To be able to write about someone in such a way that you walk away feeling you got all of the historical facts in an accurate manner and at the same time you feel as though you were talking to an acquaintance is a hefty task. Whether or not Mitch Stokes was attempting to accomplish that goal or not, I have no idea, but that is how I walked away from this book. This leads me to my next point, because of this book, I have a new appreciation for Galileo.
As much as Galileo was a scientist and sought to have his mathematics and his science to correlate perfectly with the observable world, he also had great respect for the church. This book included example after example where Galileo demonstrated his submission to the authority of the church. This is one area where the legends have misconstrued the reality of the story. In Galileo's book, titled Dialogue, he begins to draw to a conclusion his arguments for Copernicanism by also stating that there is an argument before which one "must fall silent."
I know that if asked whether God in His infinite power and wisdom could have conferred upon the watery element its observed reciprocating motion using some other means than moving its containing vessels, both of you would reply that He could have, and that He would have known how to do this in many ways which are unthinkable to our minds.
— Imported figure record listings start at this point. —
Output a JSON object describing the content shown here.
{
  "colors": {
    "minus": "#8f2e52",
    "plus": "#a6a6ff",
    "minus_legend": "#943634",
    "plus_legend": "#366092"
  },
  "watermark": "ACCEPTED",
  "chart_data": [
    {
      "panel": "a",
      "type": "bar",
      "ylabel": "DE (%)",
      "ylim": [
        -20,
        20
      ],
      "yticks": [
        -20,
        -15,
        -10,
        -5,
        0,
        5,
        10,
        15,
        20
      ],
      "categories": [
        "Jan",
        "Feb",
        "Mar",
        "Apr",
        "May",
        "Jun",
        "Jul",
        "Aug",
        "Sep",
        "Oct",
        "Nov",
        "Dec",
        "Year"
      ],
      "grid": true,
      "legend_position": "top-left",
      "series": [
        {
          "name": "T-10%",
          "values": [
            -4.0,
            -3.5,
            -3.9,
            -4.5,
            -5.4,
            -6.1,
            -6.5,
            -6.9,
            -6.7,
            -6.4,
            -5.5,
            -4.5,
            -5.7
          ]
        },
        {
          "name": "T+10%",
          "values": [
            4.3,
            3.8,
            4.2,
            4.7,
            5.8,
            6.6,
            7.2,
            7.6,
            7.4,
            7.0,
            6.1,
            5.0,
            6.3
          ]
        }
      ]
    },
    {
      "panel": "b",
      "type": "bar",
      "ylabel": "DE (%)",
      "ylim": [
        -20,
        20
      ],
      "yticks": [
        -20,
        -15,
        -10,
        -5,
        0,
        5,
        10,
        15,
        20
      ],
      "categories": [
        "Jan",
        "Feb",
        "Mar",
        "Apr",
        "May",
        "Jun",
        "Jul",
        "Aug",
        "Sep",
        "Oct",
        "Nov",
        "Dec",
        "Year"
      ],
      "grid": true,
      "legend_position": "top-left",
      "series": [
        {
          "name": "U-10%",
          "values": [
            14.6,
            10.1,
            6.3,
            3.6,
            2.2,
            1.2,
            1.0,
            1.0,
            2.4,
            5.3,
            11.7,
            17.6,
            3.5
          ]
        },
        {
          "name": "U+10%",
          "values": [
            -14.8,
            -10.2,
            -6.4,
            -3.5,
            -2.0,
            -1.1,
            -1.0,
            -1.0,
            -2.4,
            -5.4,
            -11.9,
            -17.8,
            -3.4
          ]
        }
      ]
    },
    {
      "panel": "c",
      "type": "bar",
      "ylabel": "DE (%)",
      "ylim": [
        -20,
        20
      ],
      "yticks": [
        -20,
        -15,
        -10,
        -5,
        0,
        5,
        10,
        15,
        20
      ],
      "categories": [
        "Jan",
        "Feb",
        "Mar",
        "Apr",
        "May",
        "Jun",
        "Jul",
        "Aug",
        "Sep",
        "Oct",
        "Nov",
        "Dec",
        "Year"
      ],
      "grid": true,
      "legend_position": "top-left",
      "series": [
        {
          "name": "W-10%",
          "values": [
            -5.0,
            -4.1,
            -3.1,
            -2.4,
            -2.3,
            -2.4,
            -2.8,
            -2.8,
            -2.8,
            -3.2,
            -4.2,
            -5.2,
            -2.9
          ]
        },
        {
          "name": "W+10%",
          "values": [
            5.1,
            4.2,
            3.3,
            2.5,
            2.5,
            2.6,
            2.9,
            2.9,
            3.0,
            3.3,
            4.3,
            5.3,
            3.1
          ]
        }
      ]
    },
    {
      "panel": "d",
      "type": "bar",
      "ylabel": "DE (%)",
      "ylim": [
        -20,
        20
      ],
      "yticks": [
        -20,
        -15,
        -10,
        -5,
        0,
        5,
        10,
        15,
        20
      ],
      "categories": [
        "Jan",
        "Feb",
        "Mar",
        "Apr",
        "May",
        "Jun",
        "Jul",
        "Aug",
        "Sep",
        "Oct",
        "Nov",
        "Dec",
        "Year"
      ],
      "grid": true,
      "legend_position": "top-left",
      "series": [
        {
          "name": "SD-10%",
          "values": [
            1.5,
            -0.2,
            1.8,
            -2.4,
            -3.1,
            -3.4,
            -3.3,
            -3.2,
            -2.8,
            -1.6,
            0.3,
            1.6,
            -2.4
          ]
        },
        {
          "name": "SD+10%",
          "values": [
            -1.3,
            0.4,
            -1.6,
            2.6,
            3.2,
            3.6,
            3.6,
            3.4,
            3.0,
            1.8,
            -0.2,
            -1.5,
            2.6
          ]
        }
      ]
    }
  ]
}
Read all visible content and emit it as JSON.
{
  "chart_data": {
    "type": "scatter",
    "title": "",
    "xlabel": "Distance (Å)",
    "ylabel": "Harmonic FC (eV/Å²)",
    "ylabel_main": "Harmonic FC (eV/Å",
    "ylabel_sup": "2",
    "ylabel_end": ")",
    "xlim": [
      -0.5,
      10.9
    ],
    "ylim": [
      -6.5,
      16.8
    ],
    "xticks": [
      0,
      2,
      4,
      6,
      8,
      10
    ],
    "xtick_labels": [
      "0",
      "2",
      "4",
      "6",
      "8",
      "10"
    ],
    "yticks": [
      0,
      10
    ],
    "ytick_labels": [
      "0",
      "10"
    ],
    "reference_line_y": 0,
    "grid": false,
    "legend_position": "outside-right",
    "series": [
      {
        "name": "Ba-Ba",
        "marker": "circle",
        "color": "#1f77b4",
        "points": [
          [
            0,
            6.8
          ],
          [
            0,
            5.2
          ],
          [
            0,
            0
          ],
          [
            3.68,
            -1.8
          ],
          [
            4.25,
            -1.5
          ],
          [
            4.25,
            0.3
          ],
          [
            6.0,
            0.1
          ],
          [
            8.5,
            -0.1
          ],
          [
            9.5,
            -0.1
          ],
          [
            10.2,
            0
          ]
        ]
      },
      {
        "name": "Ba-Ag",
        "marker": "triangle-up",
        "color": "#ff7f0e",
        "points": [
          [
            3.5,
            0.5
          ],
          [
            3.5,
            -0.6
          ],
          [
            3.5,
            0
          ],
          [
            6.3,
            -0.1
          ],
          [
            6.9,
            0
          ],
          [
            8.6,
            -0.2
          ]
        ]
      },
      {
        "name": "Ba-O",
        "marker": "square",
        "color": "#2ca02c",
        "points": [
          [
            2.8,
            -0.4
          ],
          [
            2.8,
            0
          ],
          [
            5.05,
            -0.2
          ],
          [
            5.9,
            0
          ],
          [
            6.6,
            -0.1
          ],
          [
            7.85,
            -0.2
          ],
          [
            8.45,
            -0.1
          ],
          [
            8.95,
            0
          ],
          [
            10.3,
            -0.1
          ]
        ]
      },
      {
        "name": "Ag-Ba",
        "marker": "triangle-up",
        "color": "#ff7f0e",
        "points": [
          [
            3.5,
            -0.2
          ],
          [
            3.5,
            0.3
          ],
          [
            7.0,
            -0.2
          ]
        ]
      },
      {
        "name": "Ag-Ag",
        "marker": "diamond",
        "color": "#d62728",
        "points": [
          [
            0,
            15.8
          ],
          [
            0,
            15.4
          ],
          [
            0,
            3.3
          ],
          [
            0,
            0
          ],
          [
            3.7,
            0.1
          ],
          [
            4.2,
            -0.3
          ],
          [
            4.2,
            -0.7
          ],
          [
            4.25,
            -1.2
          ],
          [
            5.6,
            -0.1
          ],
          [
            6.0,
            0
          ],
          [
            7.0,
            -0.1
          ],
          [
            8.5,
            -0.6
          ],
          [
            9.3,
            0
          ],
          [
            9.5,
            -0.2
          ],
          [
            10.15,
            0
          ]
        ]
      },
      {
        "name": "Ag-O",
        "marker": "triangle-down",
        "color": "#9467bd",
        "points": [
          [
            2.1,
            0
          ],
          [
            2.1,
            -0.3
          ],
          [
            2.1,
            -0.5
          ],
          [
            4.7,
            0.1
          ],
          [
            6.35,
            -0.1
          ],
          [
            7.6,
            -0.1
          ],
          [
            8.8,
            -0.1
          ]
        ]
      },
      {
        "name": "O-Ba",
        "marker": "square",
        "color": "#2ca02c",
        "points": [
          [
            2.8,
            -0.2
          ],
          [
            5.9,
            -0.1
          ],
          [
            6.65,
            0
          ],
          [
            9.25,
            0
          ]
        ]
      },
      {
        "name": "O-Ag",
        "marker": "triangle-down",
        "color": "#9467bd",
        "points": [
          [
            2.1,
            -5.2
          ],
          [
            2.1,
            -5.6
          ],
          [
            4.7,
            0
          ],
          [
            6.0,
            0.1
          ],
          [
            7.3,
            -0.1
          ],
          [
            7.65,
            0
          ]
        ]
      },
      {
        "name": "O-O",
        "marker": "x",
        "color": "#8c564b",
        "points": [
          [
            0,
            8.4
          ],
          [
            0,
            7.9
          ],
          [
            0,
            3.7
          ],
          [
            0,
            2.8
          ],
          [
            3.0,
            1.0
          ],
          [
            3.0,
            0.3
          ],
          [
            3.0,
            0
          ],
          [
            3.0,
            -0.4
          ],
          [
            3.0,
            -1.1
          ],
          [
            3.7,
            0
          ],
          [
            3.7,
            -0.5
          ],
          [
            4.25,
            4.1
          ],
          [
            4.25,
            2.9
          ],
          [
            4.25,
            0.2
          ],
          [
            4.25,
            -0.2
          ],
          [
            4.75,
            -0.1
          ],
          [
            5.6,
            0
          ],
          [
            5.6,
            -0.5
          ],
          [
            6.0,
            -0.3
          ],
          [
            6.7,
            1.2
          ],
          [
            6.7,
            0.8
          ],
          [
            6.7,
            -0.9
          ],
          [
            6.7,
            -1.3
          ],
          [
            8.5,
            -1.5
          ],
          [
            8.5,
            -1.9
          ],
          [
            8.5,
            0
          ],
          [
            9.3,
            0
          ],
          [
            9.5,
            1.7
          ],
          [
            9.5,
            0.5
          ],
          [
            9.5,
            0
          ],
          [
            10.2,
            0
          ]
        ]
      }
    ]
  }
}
From this I forthwith conclude that, this being so, it would be excessive boldness for anyone to limit and restrict the Divine power and wisdom to some particular fancy of his own.In other words, Galileo, after arguing for the motion of the earth (which we now know is true) by saying that the tides were caused by the motion of the earth (which they aren't, they are caused by the gravity of the moon) he states that what he has observed could be explained in an infinite number of other ways because there is an infinitely powerful God.
Galileo also argued for the church (or at least the believers) to be able to give a believable account for what they hold to be true from scripture. He put it this way (by quoting Augustine):
The distressing thing is not so much that an erring man [i.e., the believer] should be laughed at, but that our authors [of scripture] should be thought by outsiders to believe such things, and should be criticized and rejected ignorant, to the great detriment for those whose salvation we care about. For how can they believe our books in regard to the resurrection of the dead, the hope of eternal life, and the kingdom of heaven, when they catch a Christian committing an error about something they know very well, when they declare false his opinion taken from those books, and when they find these full of fallacies in regard to things they have already been able to observe or to establish by unquestionable argument?This way of thinking presents some challenges and hurdles when considering the consensus science that is around today.
Anyway... Read this book. It is worth the time.